長野県の地野菜・伝統野菜 1
2023.04.08
目次
- 1源助蕪菜・飯田かぶ菜
- 2飯田冬菜
- 3稲核菜(いねこきな)
- 4野沢菜
- 5羽広菜(はびろな)
- 6松本一本ねぎ
- 7小布施丸なす
- 8ていざなす
- 9開田きゅうり
- 10清内路きゅうり(せいないじきゅうり)
- 11赤根大根(清内路蕪)
- 12八町きゅうり(はっちょうきゅうり)
- 13清内路かぼちゃ
- 14沼目越瓜(ぬまめしろうり)
- 15本しま瓜
- 16御牧いちご
源助蕪菜・飯田かぶ菜
飯田・下伊那地域で栽培されているカブ・ツケナ類です。野沢菜の仲間でよく似ていますが、葉質は柔らかでもちもちしています。漬ける時に柿の皮を一緒に漬け込む「源助かぶ菜」の漬け物はあまり流通していませんが、地元を中心に人気のある漬物です。
飯田冬菜
長野県飯田市吉政地区で栽培されている冬菜です。 葉身はやや短く、葉の切込みがあります。少しほろ苦さがあります。初冬に漬物にすることが多いですが、菜花なので春先にトウ立ちした柔らかい花茎を食べても美味しいです。
稲核菜(いねこきな)
松本市安曇地区の稲核(いねこき)集落で栽培されています。「野沢菜」「羽広菜」とともに信州三大漬け菜の一つです。葉はやや繊維質でかためですが、歯ごたえがあり、菜漬けやかぶ漬けに人気があります。
野沢菜
野沢温泉村で栽培されてきたことから「野沢菜」と名が付いた漬け菜です。野沢菜を漬けた「野沢菜漬け」は、広島の「広島菜漬」九州の「高菜漬」と並び、日本三大菜漬とされています。大きなもので1メートルにもなります。霜が当たると甘く柔らかくなるため、寒くなるのを待ってから収穫されます。豊富な温泉の湯を利用して野沢菜を洗う「お菜洗い」は信州の晩秋の風物詩です。
羽広菜(はびろな)
伊那市発祥の蕪菜の一つです。葉は浅漬けなどにして食べると、野沢菜漬けのようでおいしいですが、この野菜は根部のかぶの部分がさらにおいしいく、地元では酒粕と味噌を使った漬物にして食べられます。
松本一本ねぎ
松本市岡田地区で江戸時代から栽培されてきたねぎです。徳川家御用達のねぎとして評判になり、関東地方や中京地方へ贈答品として珍重されました。

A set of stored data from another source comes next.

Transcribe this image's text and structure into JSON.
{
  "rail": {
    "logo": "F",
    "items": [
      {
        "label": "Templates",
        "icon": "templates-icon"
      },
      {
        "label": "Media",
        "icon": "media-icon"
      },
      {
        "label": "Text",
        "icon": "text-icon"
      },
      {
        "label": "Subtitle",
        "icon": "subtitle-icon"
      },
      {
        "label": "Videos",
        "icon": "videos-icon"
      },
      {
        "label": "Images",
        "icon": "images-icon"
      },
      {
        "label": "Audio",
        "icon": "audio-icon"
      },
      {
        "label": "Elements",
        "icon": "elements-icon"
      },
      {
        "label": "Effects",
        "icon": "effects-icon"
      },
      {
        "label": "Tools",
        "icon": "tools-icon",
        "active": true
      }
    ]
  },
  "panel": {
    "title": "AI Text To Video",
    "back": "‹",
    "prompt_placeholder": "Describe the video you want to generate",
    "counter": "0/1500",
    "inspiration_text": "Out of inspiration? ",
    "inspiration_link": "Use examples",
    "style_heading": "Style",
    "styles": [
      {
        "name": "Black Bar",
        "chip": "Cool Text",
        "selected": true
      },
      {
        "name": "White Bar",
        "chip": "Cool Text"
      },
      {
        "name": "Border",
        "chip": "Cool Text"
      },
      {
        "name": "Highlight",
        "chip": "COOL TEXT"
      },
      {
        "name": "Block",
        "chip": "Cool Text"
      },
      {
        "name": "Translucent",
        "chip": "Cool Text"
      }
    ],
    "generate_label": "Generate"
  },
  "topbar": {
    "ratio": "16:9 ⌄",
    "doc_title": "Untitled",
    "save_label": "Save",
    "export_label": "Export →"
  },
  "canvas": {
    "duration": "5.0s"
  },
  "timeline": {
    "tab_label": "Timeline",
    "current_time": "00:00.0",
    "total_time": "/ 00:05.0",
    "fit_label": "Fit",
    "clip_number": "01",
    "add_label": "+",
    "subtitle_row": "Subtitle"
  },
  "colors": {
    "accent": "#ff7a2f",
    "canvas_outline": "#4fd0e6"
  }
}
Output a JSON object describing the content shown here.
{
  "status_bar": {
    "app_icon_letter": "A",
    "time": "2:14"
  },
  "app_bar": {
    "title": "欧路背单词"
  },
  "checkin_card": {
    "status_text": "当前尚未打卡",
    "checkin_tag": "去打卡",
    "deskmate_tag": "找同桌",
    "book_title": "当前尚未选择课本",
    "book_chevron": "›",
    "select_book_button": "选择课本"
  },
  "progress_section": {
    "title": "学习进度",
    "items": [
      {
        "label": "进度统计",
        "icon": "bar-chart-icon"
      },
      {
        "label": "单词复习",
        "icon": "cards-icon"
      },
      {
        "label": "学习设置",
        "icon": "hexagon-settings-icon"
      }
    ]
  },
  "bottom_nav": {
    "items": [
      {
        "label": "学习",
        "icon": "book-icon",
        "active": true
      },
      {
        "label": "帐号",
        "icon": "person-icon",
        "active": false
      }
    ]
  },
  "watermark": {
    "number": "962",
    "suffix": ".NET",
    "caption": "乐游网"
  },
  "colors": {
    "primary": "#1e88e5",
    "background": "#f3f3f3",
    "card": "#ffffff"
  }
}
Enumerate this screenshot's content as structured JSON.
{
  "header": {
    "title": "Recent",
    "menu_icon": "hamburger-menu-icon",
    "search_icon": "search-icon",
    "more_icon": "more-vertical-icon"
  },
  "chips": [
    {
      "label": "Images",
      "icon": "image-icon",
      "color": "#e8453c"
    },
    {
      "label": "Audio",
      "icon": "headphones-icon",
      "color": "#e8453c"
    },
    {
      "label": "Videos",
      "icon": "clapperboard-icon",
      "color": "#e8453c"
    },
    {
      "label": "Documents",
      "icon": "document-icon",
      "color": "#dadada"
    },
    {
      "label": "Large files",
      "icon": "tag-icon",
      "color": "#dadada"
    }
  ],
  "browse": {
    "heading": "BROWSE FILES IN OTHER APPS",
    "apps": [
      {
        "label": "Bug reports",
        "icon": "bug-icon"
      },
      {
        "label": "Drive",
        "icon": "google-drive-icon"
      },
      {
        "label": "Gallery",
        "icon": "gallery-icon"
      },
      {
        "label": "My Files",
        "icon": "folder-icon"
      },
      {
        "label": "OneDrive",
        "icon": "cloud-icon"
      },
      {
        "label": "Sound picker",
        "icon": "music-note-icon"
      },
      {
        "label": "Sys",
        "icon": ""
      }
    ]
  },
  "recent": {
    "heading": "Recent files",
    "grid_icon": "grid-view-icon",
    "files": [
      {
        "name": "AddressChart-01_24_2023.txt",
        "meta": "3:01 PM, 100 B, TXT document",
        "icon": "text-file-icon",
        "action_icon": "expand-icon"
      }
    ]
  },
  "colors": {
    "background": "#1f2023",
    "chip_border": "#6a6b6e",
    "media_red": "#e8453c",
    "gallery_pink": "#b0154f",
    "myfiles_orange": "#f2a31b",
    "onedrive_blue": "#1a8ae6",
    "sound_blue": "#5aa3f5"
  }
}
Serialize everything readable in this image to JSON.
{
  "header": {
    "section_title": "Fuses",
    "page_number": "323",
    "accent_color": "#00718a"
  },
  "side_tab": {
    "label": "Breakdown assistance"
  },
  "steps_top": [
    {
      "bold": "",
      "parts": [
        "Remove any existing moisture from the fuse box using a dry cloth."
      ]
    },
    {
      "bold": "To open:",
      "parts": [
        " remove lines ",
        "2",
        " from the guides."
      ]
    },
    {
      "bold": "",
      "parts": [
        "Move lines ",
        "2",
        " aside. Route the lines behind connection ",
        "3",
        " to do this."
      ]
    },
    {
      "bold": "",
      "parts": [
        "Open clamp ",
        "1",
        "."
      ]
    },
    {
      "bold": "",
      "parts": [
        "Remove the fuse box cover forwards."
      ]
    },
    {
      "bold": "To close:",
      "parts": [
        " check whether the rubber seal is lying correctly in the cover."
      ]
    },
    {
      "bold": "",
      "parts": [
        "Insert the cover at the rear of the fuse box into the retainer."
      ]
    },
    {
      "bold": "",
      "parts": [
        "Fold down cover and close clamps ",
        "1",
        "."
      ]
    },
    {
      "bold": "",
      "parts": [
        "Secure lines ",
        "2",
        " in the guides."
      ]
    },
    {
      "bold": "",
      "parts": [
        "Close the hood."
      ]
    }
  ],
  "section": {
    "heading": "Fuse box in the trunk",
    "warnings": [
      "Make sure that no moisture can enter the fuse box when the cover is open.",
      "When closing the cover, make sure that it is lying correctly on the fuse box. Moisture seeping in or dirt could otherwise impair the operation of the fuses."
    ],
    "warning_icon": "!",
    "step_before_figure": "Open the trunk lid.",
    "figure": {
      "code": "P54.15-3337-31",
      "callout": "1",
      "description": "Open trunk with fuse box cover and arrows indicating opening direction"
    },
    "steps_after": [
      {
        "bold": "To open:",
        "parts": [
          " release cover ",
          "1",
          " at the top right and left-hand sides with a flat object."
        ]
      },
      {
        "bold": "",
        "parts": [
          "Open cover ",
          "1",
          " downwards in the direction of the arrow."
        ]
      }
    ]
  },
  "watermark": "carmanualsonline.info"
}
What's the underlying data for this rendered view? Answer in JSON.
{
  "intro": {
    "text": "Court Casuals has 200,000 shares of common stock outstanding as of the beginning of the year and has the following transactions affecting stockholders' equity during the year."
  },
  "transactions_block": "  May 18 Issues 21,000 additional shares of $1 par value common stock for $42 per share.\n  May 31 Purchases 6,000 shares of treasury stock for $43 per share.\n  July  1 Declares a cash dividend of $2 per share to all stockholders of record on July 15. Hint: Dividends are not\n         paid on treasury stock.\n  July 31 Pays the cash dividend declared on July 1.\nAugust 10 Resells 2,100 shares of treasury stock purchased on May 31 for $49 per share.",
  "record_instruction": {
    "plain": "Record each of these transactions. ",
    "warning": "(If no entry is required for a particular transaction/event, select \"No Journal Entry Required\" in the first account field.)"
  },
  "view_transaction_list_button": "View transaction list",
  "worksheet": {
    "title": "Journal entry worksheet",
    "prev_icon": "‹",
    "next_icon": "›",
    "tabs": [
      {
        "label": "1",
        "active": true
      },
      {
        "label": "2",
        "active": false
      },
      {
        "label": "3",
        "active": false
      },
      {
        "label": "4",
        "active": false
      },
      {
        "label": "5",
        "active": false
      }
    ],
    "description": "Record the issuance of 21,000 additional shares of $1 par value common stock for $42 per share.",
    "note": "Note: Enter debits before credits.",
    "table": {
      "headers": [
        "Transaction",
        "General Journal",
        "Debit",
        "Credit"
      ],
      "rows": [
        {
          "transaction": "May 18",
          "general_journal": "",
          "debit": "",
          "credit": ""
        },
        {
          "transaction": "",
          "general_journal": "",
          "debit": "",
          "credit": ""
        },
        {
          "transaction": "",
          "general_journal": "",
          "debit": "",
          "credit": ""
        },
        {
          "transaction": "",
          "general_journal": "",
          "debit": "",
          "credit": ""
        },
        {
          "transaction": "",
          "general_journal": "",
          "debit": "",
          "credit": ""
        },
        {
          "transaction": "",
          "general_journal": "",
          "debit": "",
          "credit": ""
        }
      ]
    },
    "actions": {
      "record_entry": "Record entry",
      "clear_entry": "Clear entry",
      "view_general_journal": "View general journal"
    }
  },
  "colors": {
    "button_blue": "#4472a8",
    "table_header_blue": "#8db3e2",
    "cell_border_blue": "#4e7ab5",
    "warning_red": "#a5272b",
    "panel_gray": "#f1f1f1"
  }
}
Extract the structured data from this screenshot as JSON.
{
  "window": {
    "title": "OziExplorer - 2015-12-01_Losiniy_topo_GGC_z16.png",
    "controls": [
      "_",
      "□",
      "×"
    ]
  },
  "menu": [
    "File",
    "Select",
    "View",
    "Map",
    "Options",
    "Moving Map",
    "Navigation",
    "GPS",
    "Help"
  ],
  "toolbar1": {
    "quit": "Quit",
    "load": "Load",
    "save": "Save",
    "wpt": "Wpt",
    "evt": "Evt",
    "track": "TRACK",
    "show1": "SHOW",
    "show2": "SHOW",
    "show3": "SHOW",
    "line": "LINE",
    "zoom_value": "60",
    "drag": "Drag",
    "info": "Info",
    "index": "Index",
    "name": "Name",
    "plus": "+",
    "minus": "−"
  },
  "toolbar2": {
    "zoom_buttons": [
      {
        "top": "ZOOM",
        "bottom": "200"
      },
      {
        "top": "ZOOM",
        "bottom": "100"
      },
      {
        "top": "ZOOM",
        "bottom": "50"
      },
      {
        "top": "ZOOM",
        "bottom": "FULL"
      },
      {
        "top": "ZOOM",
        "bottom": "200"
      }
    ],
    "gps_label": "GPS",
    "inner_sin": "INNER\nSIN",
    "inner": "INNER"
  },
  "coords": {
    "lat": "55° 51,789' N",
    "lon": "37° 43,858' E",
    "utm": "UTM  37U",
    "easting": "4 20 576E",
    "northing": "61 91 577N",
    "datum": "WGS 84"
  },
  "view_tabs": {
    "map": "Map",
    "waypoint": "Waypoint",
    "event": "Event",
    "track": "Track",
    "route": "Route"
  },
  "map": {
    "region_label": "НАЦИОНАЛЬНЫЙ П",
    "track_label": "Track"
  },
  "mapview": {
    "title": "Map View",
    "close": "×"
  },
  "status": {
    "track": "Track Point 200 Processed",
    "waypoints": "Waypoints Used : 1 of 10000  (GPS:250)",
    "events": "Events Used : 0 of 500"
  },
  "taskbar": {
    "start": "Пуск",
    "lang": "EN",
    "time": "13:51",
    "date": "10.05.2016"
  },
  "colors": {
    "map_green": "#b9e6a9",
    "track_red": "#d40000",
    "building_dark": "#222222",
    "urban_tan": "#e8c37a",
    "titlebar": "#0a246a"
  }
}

苗を越冬させた後、お盆頃に植え替えをする栽培方法に特徴があり、白い部分が曲がったねぎになります。長さが90センチ以上あり、白い部分が40センチ前後あります。煮込むと甘く、とろけるような食感です。馬肉を使った郷土料理「桜鍋」に欠かせないねぎです。
小布施丸なす
明治時代から上高井郡小布施町で栽培されていた丸なすです。大正時代に北信地方で広く栽培されていました。比較的大きい巾着型で肉質は緻密、アクが少ないので生で食べることも出来、締まりがあるので煮崩れしにくく、煮物や揚げ物、焼きなす、漬け物何にでも合います。この地域の郷土食「おやき」の具にも使われます。
ていざなす
天龍村神原地区の田井澤久吉さんが、種子を東京から取り寄せて明治20年(1887年)頃から栽培し始めたのがこのなすの起源といわれています。田井澤さんの名前にちなんで「田井澤なす」と呼ばれ、後に「ていざなす」になりました。長さ25センチ、重さ400グラム以上にもなり、水分をたっぷり含んで甘味があり、果肉がやわらかなため、焼くとトロトロになりおいしいです。
開田きゅうり
木曽町開田高原(旧開田村)を中心に栽培されてきたきゅうりです。半白系の品種で、肩部が濃緑色、尻部にかけては淡緑色になっています。
清内路きゅうり(せいないじきゅうり)
清内路村(せいないじむら)は、中央アルプスの南端に位置する中山間地域で、長野県下伊那郡の西部にあった村です。2009年3月31日、同郡阿智村に編入され、現在は阿智村清内路地区になります。清内路村では自家採取を受け継いできたため、伝統野菜が多く残っています。「清内路きゅうり」は、25~30センチの長さのあるきゅうりで、果皮が厚く種子数が多いのが特徴です。生食の他、「赤根大根」と合わせた漬け物として食べられています。
赤根大根(清内路蕪)
「赤根大根」という名前ですが、赤カブです。見た目が、赤い大根に見えるので「赤根大根」として受け継がれてきました。肉質が柔らかく、甘酢漬けやサラダなどで食べます。「清内路きゅうり」と一緒に漬け合わせるものが有名です。
八町きゅうり(はっちょうきゅうり)
須坂市八町のきゅうりです。長さ20センチ程度で、ずんぐりとした形が特徴です。果皮は薄いのですが、薄いがゆえに傷つきやすく、日持ちしにくいです。種子数は少なく、パリっとした歯切れの良さがあります。瓜系の独特な風味があり、甘みも感じます。
清内路かぼちゃ
見た目がハート型のかぼちゃで、とても甘みが強く、水分が少なくホクホクとした栗のような食感です。清内路では、冬至に(夏に収穫し)貯蔵していた清内路かぼちゃを神棚にお供えしてから煮て食べる風習があります。
沼目越瓜(ぬまめしろうり)
「沼目越瓜」は、須坂市沼目地区で栽培されており、皮が薄くコリコリとした歯ごたえのあるウリです。江戸時代から漬物用として栽培され、おもに粕漬けに加工されます。
本しま瓜
飯田市など、南信地方で栽培されている縞ウリで、小型で1個400-600gくらいの重さです。肉厚でパリッとした歯ごたえがあり、みそ漬けや粕漬けにして食べます。
御牧いちご
“幻のイチゴ” ともいわれる小諸市で誕生した「御牧いちご」。御牧ケ原という場所で野生のいちごの群生が見つかり、この野生のいちごは長野県農事試験場によって御牧ヶ原1号、2号と名付けられ、全国の試験場で行われる品種改良の親株となりました。「いちご農林1号(春光)」の親にもなりました。それで御牧ケ原は「日本でいちばん最初にいちごの生産が始まった地」といわれています。